Манди дрожала и задыхалась, но она не выдергивала свою руку и не пробовала подняться с пола. Ее тело приветствовало его давление, а место между ее ногами стало чувствительным и словно раскаленным.
Рациональная часть ее ума говорила об опасности, о том, что она должна спасаться, пока не поздно, но она отвергала это с тем же самым нетерпением, с каким сбросила свой очеломник. В их игре не было никакого зла. Она могла остановиться в любое время, если бы захотела.
Он погладил ее волосы снова, по-видимому, очарованный их роскошью.
— Ты скрываешь золото здесь, — он произносил невнятно, наматывая локон на ладонь, — и бронзу и янтарь. Богатство превыше богатств королей. О Боже, Харви обезумел, если смеет даже думать о…
Он прервался, пряча свое лицо в ароматной мягкости ее локонов.
— Харви обезумел, если смеет даже думать о чем?
— Ни о чем, — пробормотал он. — Ни о чем, что имело бы смысл.

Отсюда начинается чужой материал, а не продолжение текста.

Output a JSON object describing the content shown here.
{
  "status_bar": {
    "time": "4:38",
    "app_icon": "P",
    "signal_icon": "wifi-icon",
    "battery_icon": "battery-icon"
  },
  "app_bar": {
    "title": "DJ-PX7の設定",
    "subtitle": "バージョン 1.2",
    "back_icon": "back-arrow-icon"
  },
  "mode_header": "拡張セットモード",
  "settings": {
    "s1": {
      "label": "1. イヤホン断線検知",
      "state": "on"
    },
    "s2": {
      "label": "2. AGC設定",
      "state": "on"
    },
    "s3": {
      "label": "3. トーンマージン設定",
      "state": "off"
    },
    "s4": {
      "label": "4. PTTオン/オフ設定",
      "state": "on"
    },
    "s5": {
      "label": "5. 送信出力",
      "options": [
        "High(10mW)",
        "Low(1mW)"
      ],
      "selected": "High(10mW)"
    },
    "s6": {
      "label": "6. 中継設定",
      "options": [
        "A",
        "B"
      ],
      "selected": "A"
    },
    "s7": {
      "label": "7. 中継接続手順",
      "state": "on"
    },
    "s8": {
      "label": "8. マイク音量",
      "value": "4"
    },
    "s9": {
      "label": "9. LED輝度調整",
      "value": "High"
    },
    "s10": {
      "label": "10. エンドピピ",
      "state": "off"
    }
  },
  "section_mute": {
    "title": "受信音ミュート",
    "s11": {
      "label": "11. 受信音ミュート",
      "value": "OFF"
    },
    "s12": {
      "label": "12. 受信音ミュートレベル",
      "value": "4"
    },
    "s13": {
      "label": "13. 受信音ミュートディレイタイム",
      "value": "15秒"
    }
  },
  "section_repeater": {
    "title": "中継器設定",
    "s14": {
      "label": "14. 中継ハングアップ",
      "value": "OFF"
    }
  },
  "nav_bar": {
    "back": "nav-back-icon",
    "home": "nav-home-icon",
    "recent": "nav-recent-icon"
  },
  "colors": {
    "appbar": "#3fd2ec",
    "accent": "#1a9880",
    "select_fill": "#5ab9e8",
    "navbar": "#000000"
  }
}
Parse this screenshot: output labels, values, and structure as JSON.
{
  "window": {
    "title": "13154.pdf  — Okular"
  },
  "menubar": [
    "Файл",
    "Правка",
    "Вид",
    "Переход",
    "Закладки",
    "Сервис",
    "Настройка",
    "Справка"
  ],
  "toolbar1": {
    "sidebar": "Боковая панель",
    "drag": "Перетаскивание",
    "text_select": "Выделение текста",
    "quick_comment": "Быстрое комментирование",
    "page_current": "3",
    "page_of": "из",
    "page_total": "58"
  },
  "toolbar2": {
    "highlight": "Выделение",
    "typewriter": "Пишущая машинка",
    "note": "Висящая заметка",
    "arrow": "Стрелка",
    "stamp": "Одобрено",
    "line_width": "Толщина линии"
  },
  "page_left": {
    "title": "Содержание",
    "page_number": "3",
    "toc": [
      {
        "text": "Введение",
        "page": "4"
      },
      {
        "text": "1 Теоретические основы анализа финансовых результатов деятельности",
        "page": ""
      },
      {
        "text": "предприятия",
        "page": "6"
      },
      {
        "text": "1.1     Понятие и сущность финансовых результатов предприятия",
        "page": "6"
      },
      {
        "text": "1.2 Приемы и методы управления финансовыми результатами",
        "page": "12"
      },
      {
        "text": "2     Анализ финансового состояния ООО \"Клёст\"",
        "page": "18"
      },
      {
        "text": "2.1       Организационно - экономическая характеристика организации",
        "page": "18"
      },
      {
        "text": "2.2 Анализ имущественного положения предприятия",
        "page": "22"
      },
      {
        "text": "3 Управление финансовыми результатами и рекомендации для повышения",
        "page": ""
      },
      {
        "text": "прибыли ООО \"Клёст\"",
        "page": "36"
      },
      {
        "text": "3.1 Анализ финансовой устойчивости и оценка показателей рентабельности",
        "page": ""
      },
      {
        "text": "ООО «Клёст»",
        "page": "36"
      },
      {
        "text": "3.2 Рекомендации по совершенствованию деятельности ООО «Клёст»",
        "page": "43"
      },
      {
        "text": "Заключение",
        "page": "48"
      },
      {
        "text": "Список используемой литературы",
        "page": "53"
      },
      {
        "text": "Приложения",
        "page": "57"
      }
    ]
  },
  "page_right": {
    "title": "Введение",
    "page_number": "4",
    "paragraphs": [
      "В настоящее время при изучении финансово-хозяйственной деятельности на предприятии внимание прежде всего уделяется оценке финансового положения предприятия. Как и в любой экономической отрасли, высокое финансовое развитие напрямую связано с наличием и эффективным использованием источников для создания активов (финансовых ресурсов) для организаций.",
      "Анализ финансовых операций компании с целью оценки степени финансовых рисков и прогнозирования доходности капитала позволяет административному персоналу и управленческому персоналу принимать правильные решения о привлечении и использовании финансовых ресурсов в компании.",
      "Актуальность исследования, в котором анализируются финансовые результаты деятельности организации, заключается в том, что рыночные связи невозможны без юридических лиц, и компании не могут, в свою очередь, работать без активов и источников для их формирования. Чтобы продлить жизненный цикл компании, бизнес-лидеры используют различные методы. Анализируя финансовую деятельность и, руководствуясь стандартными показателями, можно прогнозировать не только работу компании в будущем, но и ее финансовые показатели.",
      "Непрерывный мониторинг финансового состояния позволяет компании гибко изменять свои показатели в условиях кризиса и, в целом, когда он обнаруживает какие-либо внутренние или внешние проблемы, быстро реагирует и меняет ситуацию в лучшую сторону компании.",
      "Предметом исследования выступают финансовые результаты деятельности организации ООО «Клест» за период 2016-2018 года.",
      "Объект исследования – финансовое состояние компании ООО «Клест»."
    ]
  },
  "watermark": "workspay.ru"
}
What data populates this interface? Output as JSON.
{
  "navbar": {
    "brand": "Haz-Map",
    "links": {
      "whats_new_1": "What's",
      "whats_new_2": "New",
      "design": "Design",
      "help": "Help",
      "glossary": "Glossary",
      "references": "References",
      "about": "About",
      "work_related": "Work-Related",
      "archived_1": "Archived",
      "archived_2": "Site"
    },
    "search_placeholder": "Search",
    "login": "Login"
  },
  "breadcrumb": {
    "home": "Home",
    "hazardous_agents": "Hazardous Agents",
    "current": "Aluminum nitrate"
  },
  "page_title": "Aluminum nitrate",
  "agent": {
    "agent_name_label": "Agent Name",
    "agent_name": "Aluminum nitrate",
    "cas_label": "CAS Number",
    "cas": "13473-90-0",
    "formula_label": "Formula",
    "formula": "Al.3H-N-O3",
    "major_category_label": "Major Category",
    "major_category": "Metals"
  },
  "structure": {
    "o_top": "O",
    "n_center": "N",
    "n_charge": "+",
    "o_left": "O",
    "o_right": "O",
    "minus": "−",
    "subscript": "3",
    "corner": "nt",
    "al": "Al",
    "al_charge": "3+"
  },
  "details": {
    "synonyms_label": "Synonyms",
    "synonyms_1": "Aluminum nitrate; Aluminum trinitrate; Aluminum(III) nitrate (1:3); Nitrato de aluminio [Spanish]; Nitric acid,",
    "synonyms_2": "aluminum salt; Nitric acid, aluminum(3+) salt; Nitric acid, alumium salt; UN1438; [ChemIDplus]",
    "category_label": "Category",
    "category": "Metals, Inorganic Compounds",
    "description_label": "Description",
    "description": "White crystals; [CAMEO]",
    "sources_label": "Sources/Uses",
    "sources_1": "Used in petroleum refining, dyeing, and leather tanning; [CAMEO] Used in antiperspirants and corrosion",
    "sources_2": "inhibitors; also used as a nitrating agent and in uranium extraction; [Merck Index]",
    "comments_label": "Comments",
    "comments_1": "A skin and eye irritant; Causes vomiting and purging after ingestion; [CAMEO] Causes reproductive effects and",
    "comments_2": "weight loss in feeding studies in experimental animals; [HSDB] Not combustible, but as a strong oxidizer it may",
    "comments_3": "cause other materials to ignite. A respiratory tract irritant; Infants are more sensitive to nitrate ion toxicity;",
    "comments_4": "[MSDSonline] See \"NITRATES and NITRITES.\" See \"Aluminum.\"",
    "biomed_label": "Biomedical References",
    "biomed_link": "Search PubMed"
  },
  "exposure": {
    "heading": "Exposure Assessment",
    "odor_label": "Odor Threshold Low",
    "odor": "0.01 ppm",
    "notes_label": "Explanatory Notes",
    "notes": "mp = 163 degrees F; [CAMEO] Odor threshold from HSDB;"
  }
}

Она открыла рот, чтобы настоять, но он закрыл ее губы своими, крадя ее дыхание и вместе с ним ее разум.
Поцелуй, долгий и медленный, ясно продемонстрировал, как многому научился Александр со времени того первого неуклюжего объятия в крепостном дворе Лаву. Его руки ласкали с определенным, уверенным намерением. Даже больше чем наполовину нетрезвый, он знал, куда положить их и как сильно нажать, чтобы вызвать ответную негу.
Когда поцелуй закончился, Манди попробовала восстановить сбитое дыхание, чувствуя, как будто не только плоть, но и кости тают в истоме, но он не дал ей никакого времени, его губы ласкали и ласкали, в то время как он мягко откреплял брошку на ее платье.
Было самое время остановиться, оттолкнуть его, но то, что знал разум, тело жестко отвергало, стремясь к близости с Александром. Вино пело в ее голове, мир заволакивался дымкой, и ощущения, которые вызывал Александр, были просто восхитительны. И когда он задирал юбки и откреплял набедренную повязку, она нетерпеливо раздвинула бедра и подняла их так, чтобы он легко мог стянуть это с нее.
Он гладил место между ее бедрами, пока она не застонала, и когда стон изменил звук и застрял в ее горле, он вошел в нее и пресек ее голос другим поцелуем, который приплывал и отступал в ритме с движением его тела.